Le sujet est tellement fort qu'on peine à croire qu'il s'agit de la première adaptation au cinéma : The World Will Tremble raconte l'histoire du premier témoignage parvenu à l'extérieur des camps de la mort nazis, à Chelmno, avant le recours aux camps de concentration comme celui de Dachau. Il semble bien difficile de raconter cet épisode historique de manière originale dans une fiction contemporaine, mais Lior Geller parvient à tirer son épingle du jeu au moins en partie, en épousant le point de vue d'une poignée de prisonniers et en les faisant passer par une série de situations-vignettes tout autour de cet environnement hostile. Sans verser dans le sensationnalisme, le film arbore les contours d'un survival toujours sur le fil, en jouant avec les figures imposées du genre et en évitant de manière à peu près convaincante les clichés (quoi de plus cliché qu'un nazi après tout, bien sûr) qui fonctionnent comme autant de pièges en matière d'immersion.

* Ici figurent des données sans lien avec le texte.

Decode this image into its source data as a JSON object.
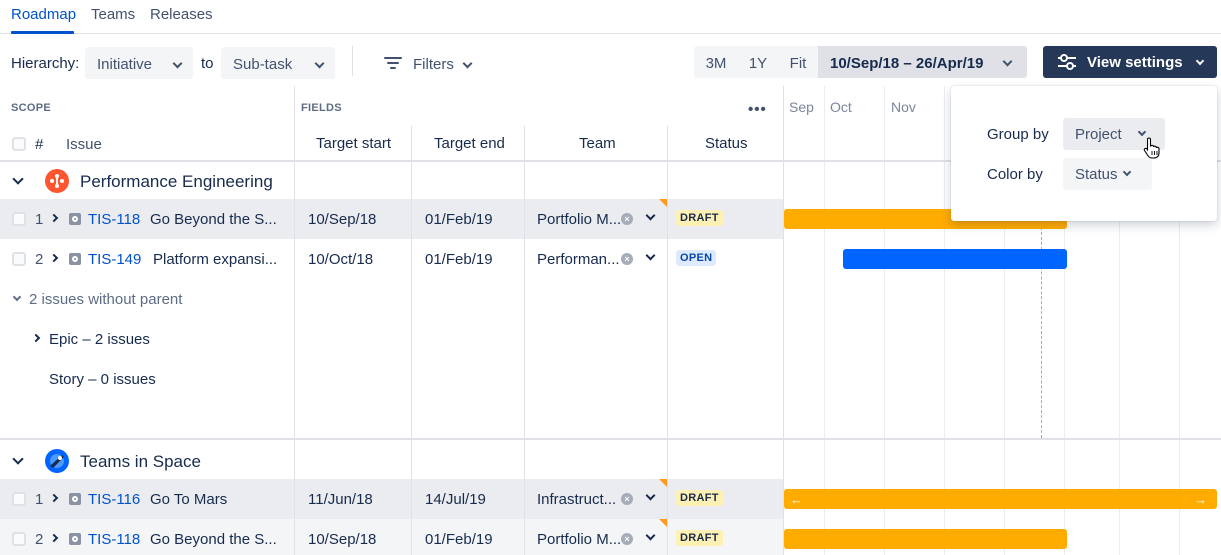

Le parti pris immersif, précisément, constitue un des piliers du film qui se propose de nous plonger dans une période et un contexte un peu particuliers de la Seconde Guerre mondiale, puisque la communauté internationale n'a pas encore connaissance des crimes de guerre commis par l'Allemagne. L'enjeu (et le motif principal de survie des protagonistes) tient donc à parvenir à envoyer un signal d'alerte en dehors du camp de Chelmno — et dans une moindre mesure, à convaincre qu'il ne s'agit pas d'une fausse rumeur, y compris au sein d'une communauté juive dirigée par un rabbin qui dans un premier temps se montre profondément incapable d'y croire.
Globalement j'ai trouvé que The World Will Tremble parvient à maintenir une distance plutôt pertinente à l'horreur, sans braquer la caméra de manière insistante et répétée sur les charniers ou plus largement sur la cruauté des hommes mais sans pour autant l'éluder. La perspective retenue touche souvent à l'intime, au travers de familles détruites et des meurtrissures profondes causées chez les membres des Sonderkommandos qui passent leurs journées à côtoyer la mort. Parmi les faiblesses et maladresses, quelques séquences assez ratées sont à relever, que ce soit dans l'excès d'horreur (j'ai pas du tout accroché à la performance de David Kross, dans le rôle du commandant sadique et machiavélique) ou dans l'introspection (la séquence de la dernière nuit en cellule est vraiment sur-écrite et trop chargée en pathos à mes yeux, trop emphatique et maniérée dans sa mise en scène), mais il règne sur l'ensemble une intensité liée à la tâche de ces lanceurs d'alerte tout à fait prenante.